Avoiding dramatic farewells because “it would be embarrassing when we met again” is proven extremely relevant as the party runs into Wirbel’s party literally the episode after they last saw each other. Ironically, it has been almost two years for us, but it will feel very different if you watch the seasons one after the other. Wirbel’s companions haven’t been explored much yet, but his character has received a good range of depth. He first appeared to be a coldblooded killer but was gradually revealed to avoid violence except when necessary (in contrast to Ubel), having a noble ambition born out of childhood tragedy, and being inspired by Himmel the Hero in his moments of true heroism that focused on the plight of the average folk.

Wirbel would like to recruit Stark, but of course Stark won’t leave Frieren’s party so easily. Sein was a member of the party very briefly, but Stark has been a core of it for too long to depart this suddenly. Since the previous arc was exclusively about mages, not only Frieren and Fern but many new characters including Wirbel, Stark got pushed to the sidelines for a significant period of time, so it’s good to have a bit more focus on him now.

Stark’s relationship with Fern has seemed rocky at times, with the joke of her strictness sometimes becoming too relentless to continue feeling like just a joke. Earlier in the episode, Frieren wondered if they were a good match for each other, if Stark was uncomfortable with the dynamic of the party, and if he wanted to stick around given that she considers herself to have forced him to join. The mild tension between Stark and Fern throughout the episode builds to a subtle climax as Stark reveals that Fern was always the one inspiring him, from the moment he decided to join the party because of her, rather than Frieren. It ties together seemingly unimportant and disparate elements from the various pieces of the episode, from Fern’s affinity for the gift Stark gave her to Stark carrying her when she was vulnerable just as Himmel did for Frieren decades earlier. These kids may bicker, but they’re so cute that you have to love them and root for them.

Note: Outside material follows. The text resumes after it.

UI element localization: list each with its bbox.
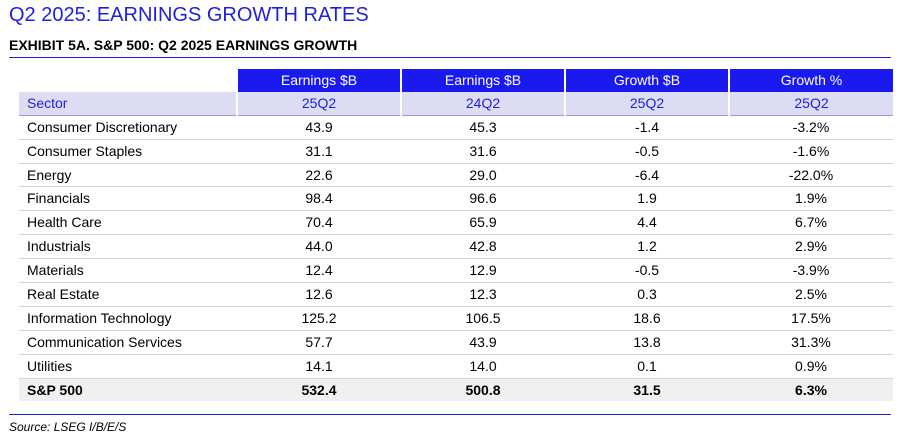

In continuing the parallels to the first season, the new ending theme “The Story of Us” is very much in the same vein as the iconic “Anytime, Anywhere,” bringing back milet (and series composer Evan Call as arranger) for another softly soaring piece with some more English phrases touching upon similar themes. Perhaps even more valuable, it is once again set to a sequence of completely unique artistry unlike anything else in the series or anime in general. The commitment to such creative expression in every facet of the series goes a long way in reassuring us that the Frieren we loved is back without compromise.

In Summary:
As a complete episode, this actually feels like something of a variety bag more than a cohesive narrative. For the Frieren anime, though, that can still be something remarkable. The biggest question was whether this would still feel like the Frieren anime we hold in such high regard. An episode like this isn’t necessarily the best test of that, but all indications are that the team is highly aware of its responsibility to live up to expectations, and no effort appears to be spared in making it feel like a consistent continuation of the magic we experienced two years ago. Whether Saitou’s vision can be fully maintained remains to be seen, but this is clearly still a beautiful production in every sense: visually, sonically, tonally, thematically, and in character study. Some of the components of this variety bag eventually converge into a tender affirmation of bonds between characters and parallels with the past in ways that are so distinctively Frieren. Shall we go, then?